Soil pH 10% 10.2645 0.5 "Impact 2
Control 2" 0.9995 0.0005 High
"Soil
moisture" 30% 0.5002 0.5 "Impact 2
Control 2" 0.0994 0.9006 Low
"Soil
porosity" 25% 4.5637 0.5 "Impact 2
Control 2" 0.8756 0.1244 High
"Vegetatio
n diversity
(number
of" 20% 2.8935 0.05 "Impact 2
Control 2" 0.5937 0.4063 Low
species)
"Number
of plants" 50% 2.1719 0.05 "Impact 2
Control 2" 0.4247 0.5753 Low
"Vegetatio
n" 50% 1.6079 0.05 "Impact 2
Control 2" 0.2941 0.7059 Low
"coverage" | | Power Analysis | | | | | | |
| :---: | :---: | :---: | :---: | :---: | :---: | :---: | :---: |
| | environment <br> al significant <br> effect size | effect <br> size <br> coefficien <br> t d | a | sample <br> size | Power | $\boldsymbol{\beta}$ | High <br> Power/ <br> Low |
| Soil pH | $10 \%$ | 10.2645 | 0.5 | Impact 2 <br> Control 2 | 0.9995 | 0.0005 | High |
| Soil <br> moisture | $30 \%$ | 0.5002 | 0.5 | Impact 2 <br> Control 2 | 0.0994 | 0.9006 | Low |
| Soil <br> porosity | $25 \%$ | 4.5637 | 0.5 | Impact 2 <br> Control 2 | 0.8756 | 0.1244 | High |
| Vegetatio <br> n diversity <br> (number <br> of | $20 \%$ | 2.8935 | 0.05 | Impact 2 <br> Control 2 | 0.5937 | 0.4063 | Low |
| species) | | | | | | | |
| Number <br> of plants | $50 \%$ | 2.1719 | 0.05 | Impact 2 <br> Control 2 | 0.4247 | 0.5753 | Low |
| Vegetatio <br> n | $50 \%$ | 1.6079 | 0.05 | Impact 2 <br> Control 2 | 0.2941 | 0.7059 | Low |
| coverage | | | | | | | |
Based on literature research, we have given different environmentally significant effect sizes for different measurement endpoints. (It will be discussed in detail in the next section). From the above table, only the power of soil pH and soil porosity is high, which are 0.9995 and 0.8756 . The power of soil moisture, vegetation diversity, number of plants, and vegetation are low, especially the soil moisture, in which the power is only 0.0994 . This result shows that, besides the soil pH and the soil porosity, none of our other inspection designs have powerful features to detect observed effects. 根据文献研究,我们为不同的测量终点给出了不同的环境显着效应大小。(将在下一节中详细讨论)。从上表可以看出,只有土壤 pH 值和土壤孔隙度的功效较高,分别为 0.9995 和 0.8756 。土壤水分、植被多样性、植物数量和植被的功效较低,尤其是土壤水分,其中功效仅为 0.0994。这一结果表明,除了土壤 pH 值和土壤孔隙度之外,我们的其他检测设计都没有强大的功能来检测观察到的效果。

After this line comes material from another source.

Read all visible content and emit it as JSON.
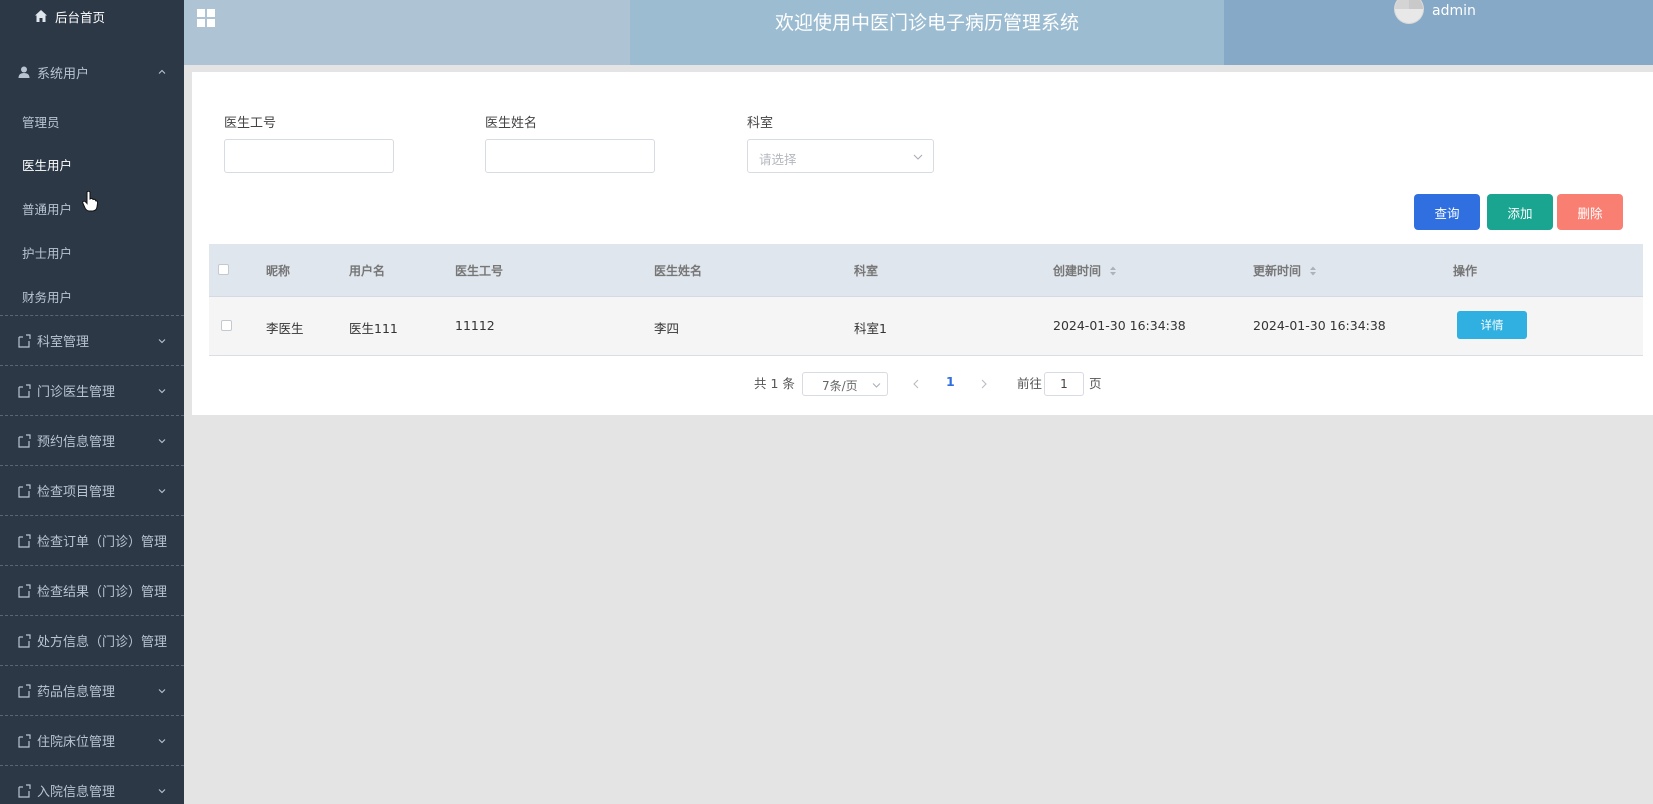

In addition, for two measurement endpoints that we have already found a significant effect in the t-test, we will use post-hoc power analysis to identify the power of the t-test. The power of the soil porosity is 0.8756 , which is less likely to indicate a type II error, which means that 此外,对于我们已经在 t 检验中发现显著效应的两个测量终点,我们将使用事后功效分析来确定 t 检验的功效。土壤孔隙度的幂为 0.8756 ,这不太可能表示 II 型误差,这意味着
the correct conclusion is more likely to be obtained in the t-test. However, vegetation diversity has low power, which s only 0.5937 and has a large possibility of type II errors, so the results obtained in the t-test may not prove it has a significant difference. 在 t 检验中更有可能获得正确的结论。然而,植被多样性的功率较低,仅为 0.5937,且存在 II 型误差的可能性很大,因此 t 检验得到的结果可能无法证明其存在显著差异。